Whanganui’s Sarjeant Gallery Te Whare o Rehua has more than 8000 pieces in its enviable collection. We set Director Greg Anderson the tricky task of choosing two favourites.
Henry Sarjeant’s will explicitly requires that the Sarjeant Gallery purchase or acquire works ‘…on account of their intrinsic value as works of High Art only and not because they are specimens of local or colonial art, so that the said gallery shall be furnished with Works of the Highest Art in all its branches as a means of inspiration for ourselves and those who come after us.’ With well over 8,000 artworks in the Sarjeant Gallery’s collection spanning approximately four hundred years of art history and a survey of New Zealand art from 1840 to the present day, my predecessors have thoughtfully and diversely fulfilled Henry’s wishes.
Choosing just two pieces to talk about is certainly a challenge given the breadth and depth of material we have to hand. However the two I’ve chosen illustrate very different media and have come into the collection during the course of my time here. Each has significance to the collection or gallery in different ways and appeals to me for different reasons.
Portrait of Gordon H. Brown, painted by Colin McCahon in 1968, was purchased for the collection in 2007 and shows us the Sarjeant’s first professional director. Brown was a renowned art historian, critic, and McCahon expert. He ushered in a new era of changing exhibition programmes and a move away from the static nature of the Sarjeant’s earlier existence.

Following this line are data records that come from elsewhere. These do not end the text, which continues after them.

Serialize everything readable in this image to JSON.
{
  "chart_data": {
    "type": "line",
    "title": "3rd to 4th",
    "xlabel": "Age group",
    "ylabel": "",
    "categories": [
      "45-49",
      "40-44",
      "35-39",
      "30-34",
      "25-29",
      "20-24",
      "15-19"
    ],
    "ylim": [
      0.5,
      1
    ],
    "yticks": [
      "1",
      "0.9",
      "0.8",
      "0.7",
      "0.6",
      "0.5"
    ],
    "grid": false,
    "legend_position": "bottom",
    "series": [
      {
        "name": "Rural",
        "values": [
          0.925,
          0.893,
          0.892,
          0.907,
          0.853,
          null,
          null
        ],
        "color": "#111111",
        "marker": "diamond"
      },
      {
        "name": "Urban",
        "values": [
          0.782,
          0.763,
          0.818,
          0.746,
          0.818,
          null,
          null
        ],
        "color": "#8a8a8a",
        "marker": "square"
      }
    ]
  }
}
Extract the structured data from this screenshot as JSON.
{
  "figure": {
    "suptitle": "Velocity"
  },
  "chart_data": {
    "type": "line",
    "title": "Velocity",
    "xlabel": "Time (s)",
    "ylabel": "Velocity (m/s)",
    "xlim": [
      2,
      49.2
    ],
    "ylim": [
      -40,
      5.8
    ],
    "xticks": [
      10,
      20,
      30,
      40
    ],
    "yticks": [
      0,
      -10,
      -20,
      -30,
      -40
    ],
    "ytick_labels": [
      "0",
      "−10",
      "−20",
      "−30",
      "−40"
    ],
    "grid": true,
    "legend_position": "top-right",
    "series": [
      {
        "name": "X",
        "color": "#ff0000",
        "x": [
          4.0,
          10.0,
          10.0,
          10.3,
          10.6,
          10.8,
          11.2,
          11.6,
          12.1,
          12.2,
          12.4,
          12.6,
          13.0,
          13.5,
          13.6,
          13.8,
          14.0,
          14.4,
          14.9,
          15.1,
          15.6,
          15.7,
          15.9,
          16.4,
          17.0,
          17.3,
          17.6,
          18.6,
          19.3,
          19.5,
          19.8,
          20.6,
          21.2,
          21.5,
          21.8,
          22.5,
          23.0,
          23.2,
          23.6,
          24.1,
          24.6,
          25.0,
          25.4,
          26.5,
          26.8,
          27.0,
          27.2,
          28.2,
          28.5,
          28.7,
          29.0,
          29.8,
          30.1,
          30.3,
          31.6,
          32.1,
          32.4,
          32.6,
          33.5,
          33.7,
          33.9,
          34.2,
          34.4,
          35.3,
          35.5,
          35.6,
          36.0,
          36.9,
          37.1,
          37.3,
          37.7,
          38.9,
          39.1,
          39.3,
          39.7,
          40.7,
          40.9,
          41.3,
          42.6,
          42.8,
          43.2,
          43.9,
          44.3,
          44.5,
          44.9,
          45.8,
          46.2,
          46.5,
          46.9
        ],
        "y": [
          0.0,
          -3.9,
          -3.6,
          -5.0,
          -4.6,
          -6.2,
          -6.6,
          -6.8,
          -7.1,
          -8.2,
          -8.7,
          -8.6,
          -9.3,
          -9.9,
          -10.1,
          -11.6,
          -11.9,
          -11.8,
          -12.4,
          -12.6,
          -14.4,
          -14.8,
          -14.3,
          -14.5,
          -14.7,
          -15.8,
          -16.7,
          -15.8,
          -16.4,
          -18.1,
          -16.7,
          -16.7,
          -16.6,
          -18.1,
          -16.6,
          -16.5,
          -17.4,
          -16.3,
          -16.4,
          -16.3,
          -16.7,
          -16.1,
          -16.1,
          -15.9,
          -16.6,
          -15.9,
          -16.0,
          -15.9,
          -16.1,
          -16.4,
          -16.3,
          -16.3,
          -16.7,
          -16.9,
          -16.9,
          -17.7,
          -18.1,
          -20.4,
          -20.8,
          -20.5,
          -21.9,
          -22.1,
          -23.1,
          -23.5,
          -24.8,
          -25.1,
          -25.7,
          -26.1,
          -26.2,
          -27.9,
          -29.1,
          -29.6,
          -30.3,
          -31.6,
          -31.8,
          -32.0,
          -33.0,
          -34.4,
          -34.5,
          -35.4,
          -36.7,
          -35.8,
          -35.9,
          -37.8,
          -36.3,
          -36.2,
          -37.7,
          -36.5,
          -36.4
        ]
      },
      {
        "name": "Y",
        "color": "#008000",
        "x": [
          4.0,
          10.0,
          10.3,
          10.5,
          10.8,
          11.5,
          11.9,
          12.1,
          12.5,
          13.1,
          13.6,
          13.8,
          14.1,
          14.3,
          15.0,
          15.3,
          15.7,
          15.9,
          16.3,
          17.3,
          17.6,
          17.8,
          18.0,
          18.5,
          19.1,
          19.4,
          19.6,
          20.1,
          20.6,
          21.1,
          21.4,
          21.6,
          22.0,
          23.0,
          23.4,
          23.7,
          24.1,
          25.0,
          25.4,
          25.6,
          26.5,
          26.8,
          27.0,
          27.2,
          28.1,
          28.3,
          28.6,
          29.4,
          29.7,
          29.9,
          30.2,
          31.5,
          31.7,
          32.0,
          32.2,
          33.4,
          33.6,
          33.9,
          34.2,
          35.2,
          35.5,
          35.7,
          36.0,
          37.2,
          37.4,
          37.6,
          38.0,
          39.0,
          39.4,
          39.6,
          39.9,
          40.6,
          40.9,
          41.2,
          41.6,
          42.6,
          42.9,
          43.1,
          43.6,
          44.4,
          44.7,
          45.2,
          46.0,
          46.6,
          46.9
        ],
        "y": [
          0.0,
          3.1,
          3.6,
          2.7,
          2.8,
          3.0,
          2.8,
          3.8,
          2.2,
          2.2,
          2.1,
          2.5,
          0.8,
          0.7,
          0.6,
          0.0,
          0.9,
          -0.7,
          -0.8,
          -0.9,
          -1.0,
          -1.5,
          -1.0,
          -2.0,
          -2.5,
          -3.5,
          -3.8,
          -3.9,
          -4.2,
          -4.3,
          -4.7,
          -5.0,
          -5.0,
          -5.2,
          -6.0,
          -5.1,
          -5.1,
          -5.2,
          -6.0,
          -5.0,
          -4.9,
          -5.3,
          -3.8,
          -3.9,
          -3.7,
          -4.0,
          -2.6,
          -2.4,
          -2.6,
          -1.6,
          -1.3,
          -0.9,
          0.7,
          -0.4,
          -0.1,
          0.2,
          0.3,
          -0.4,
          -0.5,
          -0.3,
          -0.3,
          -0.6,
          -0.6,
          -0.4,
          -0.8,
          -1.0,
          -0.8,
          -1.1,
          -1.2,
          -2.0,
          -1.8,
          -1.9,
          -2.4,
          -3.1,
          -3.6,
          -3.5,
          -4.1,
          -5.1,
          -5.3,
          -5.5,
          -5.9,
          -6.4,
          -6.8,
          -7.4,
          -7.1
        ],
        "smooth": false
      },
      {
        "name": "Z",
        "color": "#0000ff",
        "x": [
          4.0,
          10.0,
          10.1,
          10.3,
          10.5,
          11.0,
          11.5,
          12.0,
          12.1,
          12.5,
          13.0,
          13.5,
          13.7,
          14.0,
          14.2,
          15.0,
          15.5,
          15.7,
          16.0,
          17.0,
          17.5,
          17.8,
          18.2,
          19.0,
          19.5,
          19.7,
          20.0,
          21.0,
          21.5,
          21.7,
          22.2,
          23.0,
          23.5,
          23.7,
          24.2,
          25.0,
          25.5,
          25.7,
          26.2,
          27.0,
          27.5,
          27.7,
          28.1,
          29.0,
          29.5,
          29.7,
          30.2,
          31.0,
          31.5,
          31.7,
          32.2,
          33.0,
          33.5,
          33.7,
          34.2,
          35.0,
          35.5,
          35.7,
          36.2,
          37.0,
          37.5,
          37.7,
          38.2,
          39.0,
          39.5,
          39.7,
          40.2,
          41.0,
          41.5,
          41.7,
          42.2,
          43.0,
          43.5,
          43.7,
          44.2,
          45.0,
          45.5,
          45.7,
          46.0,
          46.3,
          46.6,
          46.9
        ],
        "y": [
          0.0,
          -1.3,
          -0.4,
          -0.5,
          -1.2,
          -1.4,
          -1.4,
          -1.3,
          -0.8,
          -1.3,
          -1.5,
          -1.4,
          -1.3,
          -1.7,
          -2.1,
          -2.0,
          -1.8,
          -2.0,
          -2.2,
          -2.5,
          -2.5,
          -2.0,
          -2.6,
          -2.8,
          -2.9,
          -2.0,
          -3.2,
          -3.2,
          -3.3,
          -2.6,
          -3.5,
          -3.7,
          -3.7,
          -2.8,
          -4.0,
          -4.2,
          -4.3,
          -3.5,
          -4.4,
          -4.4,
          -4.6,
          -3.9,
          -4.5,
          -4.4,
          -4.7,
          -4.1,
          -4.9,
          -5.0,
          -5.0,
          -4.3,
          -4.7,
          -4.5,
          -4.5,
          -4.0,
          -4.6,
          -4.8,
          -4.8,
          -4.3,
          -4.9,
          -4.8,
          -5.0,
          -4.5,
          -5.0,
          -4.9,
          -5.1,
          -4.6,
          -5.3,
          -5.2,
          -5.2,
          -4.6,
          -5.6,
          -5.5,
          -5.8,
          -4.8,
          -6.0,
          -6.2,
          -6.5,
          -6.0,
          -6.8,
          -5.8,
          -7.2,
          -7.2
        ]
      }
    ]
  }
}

We are fortunate to have one of the great artist’s few portraits as a result of Brown’s close relationship with him; and further, as a result of Gordon’s continued affection for the Sarjeant, to have now been gifted his personal library of over 10,000 volumes.
Sunset Strip (Liquor Locker) by Ed Ruscha is a piece I acquired in 2009 thanks to the Sarjeant Gallery Trust. The work is by one of the world’s best known artists and has featured in several exhibitions at the Sarjeant since its purchase. It is part of the artist’s Sunset Strip Portfolio comprising photographs of the Los Angeles urban environment, and specifically the banal commercialism of Sunset Strip. The photograph is very at home within the Sarjeant’s collection, the most significant collection of New Zealand and international photography outside of Auckland and Wellington.